Como pré-candidatos ao pleito, Mendes tem ao menos três opções de nomes que fizeram parte do arco de aliança que o ajudou a se eleger em 2018. São eles o vice-governador Otaviano Pivetta (PDT), o ex-vice-governador Carlos Fávaro (PSD) e o ex-governador Júlio Campos (DEM).

 

“Como bem coloquei, Mauro Mendes terá a liberdade de fazer o melhor. Ele nos garantiu que, nesse caso, ficará neutro. Devido ao compromisso que ele tem em tese com Otaviano Pivetta, que tem a pretensão de ser candidato”, afirmou.

 

O governador, no entanto, ainda não se manifestou oficialmente sobre o assunto.

 

Jaime e a cúpula do DEM se reuniram na manhã de segunda-feira (17) e oficializaram a pré-candidatura de Júlio Campos à eleição.

 

Além dos irmãos, participaram do encontro o presidente da Assembleia Legislativa, Eduardo Botelho, o deputado Dilmar Dal’Bosco o presidente da sigla no Estado, Fabio Garcia, e o governador Mauro Mendes.

 

“O governador deu sinal verde para que Júlio Campos pudesse lançar sua candidatura e ir à rua e começar a se organizar para o pleito”.

 

“De agora para frente, o partido está se organizando, já está superado esse assunto.

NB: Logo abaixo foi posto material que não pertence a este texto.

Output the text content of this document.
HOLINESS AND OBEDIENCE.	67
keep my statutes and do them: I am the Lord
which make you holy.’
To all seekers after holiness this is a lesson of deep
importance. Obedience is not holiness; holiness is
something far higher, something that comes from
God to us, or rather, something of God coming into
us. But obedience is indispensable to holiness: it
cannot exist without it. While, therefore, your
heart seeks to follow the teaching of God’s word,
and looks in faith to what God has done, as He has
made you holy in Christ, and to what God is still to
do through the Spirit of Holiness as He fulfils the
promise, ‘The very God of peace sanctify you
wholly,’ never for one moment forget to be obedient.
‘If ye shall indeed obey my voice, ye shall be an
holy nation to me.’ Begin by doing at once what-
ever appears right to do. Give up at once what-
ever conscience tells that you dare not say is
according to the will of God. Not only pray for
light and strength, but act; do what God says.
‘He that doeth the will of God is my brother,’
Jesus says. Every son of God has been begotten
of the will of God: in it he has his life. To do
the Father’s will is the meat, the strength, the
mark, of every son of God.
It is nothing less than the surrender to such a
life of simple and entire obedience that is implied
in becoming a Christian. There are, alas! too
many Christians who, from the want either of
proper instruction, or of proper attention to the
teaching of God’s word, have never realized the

E Júlio Campos está preparado para a convenção que irá acontecer no dia 11 de março. Dai para frente é botar o bloco na rua, trabalhar e ganhar a eleição”, completou o democrata.

 

Suplência

 

A sigla ainda deverá se reunir com outros partidos nos próximos dias para definir os dois suplentes, e então completar a chapa para a disputa.

 

“Daqui para frente, após a candidatura já firmada aí vamos articular politicamente: se será por região, qual partido irá coligar e propor o suplente para chapa, enfim. De agora para frente é outro processo”, disse Jaime.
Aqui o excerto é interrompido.